The novel centres around the death of Tom Luxton, a soldier in Iraq, and the effect it has on his elder brother, Jack. But Tom’s death is merely the trigger for a Proustian excess of memory, as
Jack begins revisiting ‘all the things that had once been dead and buried’ including his mother’s death, his father’s suicide and Tom’s teenage escape flight from the suffocating restrictions of
‘agricultural ruin’ to the army.
It is an odd novel in many ways. While jammed with emotional incident, there is next to no plot. Instead, the tangles of memory continually boomerang back to Jack sitting on his bed, frozen with
inaction. He remains there until the final pages of the novel. So too with Swift’s style. Pages are furnished with jumpy sentences often divorced from their subject or denied a main verb, all part
of a larger aesthetic strategy as he colours his prose with rainbow slang: ‘natty’, ‘miffed’, ‘mooch’, ‘gone ballistic’, ‘loafed’. Such homely bric-a-brac is paired against the sticking-plaster
euphemisms of ‘repatriation’ and ‘incident’, all taken from the official dictionary of slaughter.
These oddities find their proper context in Swift’s overall view of his medium. In a recent
piece, Swift explained his modus operandi by drawing a distinction between reportage and the novel. Reportage, he claimed, concerns itself with the newsy and the fleetingly contemporary,
whereas the novel approaches the same subjects through a different optic, ‘the long view’ he called it, ‘…human behaviour worked on by time’. Headlines and political language, in this
formulation, are leavened by the slangy niceties of everyday life.

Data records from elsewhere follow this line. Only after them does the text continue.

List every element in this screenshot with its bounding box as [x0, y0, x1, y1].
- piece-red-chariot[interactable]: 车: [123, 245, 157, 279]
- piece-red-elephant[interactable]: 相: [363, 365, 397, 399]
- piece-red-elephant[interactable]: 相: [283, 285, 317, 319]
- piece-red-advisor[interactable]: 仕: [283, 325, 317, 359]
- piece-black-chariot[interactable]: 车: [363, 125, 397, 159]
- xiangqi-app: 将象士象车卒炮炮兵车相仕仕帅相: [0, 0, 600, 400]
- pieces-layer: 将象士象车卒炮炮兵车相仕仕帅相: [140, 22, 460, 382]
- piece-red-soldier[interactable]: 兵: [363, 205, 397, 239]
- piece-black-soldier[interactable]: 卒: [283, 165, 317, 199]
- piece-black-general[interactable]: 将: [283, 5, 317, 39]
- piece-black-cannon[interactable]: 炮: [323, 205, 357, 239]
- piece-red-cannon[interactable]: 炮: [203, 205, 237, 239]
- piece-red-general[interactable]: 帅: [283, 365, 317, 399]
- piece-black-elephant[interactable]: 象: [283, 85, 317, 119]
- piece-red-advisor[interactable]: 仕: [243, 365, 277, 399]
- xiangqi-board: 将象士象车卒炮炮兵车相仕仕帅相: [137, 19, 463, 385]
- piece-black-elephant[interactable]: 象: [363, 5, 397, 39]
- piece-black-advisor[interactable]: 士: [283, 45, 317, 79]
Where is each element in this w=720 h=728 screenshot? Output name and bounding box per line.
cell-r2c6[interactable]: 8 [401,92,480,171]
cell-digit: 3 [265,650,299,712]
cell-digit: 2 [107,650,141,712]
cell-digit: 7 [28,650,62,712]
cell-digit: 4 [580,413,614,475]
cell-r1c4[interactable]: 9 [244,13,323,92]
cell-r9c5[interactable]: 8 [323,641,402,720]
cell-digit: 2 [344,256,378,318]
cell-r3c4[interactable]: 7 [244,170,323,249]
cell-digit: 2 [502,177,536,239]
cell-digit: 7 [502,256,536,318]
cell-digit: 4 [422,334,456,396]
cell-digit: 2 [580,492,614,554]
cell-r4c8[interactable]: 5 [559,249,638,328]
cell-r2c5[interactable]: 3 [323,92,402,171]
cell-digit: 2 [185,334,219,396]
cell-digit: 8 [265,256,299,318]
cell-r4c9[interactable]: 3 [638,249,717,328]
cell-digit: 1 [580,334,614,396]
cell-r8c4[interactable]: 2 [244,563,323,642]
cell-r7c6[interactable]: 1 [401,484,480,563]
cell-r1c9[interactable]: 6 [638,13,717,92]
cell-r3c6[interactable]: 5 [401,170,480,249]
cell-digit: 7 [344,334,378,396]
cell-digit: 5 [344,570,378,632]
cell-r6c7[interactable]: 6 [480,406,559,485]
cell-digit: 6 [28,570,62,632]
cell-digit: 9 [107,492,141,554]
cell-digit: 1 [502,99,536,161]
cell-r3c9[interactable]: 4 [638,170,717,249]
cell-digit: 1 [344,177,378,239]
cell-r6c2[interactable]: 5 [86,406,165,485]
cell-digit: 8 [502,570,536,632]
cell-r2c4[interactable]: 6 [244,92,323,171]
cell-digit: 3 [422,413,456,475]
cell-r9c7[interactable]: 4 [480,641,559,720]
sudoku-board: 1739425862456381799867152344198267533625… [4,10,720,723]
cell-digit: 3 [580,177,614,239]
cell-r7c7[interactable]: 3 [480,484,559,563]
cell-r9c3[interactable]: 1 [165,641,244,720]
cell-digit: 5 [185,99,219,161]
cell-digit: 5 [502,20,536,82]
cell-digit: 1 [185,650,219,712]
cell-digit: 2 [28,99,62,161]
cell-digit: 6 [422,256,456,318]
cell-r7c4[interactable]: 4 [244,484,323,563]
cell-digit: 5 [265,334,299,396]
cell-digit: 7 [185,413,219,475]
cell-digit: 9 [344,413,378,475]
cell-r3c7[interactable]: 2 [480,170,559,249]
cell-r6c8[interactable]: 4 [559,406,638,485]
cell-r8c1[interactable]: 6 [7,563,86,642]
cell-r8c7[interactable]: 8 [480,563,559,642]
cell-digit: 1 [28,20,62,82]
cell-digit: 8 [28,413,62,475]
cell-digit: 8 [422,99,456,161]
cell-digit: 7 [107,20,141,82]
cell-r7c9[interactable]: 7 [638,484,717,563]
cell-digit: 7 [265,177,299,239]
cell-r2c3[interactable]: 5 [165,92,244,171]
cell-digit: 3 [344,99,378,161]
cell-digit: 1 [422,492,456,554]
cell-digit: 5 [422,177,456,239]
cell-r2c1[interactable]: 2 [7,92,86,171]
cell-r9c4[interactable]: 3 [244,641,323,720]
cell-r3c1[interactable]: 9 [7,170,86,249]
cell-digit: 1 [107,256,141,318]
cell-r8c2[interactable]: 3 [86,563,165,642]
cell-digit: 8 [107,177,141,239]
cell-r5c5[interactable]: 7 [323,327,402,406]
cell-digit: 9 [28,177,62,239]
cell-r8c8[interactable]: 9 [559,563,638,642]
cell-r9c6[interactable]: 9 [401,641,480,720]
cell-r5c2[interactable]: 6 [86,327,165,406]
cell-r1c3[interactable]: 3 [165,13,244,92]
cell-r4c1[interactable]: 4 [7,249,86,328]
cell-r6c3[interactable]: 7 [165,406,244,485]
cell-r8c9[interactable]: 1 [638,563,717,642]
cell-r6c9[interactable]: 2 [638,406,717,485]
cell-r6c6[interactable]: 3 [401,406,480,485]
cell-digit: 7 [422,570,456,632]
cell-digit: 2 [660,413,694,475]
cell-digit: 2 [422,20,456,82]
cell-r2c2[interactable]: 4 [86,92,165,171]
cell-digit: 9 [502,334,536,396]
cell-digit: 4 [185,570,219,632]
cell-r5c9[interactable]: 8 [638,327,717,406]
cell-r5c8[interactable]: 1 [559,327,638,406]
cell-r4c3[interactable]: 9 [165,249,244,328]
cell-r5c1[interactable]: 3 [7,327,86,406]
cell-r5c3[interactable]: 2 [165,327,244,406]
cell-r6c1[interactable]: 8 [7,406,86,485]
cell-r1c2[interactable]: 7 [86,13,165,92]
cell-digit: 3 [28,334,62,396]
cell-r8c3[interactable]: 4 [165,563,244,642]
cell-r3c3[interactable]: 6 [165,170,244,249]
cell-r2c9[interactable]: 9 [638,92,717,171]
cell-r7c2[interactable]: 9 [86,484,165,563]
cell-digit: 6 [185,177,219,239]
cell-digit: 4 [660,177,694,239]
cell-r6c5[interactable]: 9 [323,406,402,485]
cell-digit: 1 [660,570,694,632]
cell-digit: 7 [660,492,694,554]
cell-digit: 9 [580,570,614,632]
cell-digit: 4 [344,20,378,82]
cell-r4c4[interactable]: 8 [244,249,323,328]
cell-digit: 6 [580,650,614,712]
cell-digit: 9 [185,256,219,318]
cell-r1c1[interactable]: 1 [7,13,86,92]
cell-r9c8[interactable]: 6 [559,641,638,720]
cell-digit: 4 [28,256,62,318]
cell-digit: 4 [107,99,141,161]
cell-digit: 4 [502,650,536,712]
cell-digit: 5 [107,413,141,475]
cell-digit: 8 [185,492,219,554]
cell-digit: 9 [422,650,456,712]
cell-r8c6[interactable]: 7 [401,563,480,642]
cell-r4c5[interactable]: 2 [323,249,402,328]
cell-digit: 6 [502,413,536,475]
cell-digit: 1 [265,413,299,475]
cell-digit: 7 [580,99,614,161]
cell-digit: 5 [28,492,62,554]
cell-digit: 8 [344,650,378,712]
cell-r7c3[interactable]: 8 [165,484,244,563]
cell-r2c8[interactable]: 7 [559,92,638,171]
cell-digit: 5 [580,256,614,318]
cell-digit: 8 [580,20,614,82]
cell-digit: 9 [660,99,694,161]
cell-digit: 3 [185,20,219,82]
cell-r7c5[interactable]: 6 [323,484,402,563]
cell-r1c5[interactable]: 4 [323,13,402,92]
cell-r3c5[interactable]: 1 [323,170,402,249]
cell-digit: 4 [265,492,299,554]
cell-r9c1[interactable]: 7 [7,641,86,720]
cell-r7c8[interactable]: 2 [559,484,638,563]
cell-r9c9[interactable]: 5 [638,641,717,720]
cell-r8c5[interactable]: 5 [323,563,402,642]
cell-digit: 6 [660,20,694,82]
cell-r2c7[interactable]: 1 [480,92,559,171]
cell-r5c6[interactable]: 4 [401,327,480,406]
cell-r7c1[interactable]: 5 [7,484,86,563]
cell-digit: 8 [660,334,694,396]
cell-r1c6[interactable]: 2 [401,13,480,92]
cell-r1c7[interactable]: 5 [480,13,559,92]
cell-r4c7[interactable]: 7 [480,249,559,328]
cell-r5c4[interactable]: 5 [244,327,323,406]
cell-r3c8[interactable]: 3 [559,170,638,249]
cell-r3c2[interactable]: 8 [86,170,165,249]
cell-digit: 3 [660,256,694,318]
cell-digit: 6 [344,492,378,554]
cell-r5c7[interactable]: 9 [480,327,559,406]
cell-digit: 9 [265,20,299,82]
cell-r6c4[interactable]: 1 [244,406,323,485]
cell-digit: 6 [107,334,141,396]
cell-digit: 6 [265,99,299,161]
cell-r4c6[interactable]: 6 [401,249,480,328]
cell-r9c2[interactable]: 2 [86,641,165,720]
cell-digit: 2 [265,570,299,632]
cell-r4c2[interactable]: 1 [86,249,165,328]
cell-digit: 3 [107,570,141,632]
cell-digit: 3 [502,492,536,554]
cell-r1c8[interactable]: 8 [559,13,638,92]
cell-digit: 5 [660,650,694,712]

Thus, Wish You Were Here stakes all on character and the tortuous complexities of the kitchen-sink. But it has a hard time doing so locked within the sluggish restrictions of the third-person mode
(a recurring complaint: see Benjamin Markovits and Susan Elkin). And Jack remains smudgy and indistinct as a character. Other
novelists of Swift’s ilk get away with plot-lite novels by using the first-person, a beguiling voice to plaster over structural ruin. Swift unwisely denies himself any such get-out clause.
This matters because, by dividing the novel off from reportage, Swift creates in Jack a character wholly ‘disconnected’ from ‘the world at large’. Any talk of ‘global atmosphere’ or the ‘larger
picture’ is off-stage. Compared to the richly layered work of Ian McEwan’s Saturday, perhaps the most successful war-on-terror novel of recent years, Swift’s offering appears more than
usually myopic. By restricting his action to Jebb Farm and the Luxton caravan park on the Isle of Wight, Swift ring-fences his characters from their historical moment. Without McEwan’s metropolitan
fizz, or the swashbuckle of a Martin Amis sentence (as in The Second Plane), character needs to do all the work. And, often dull and witless, Jack Luxton isn’t quite up to his protagonist status.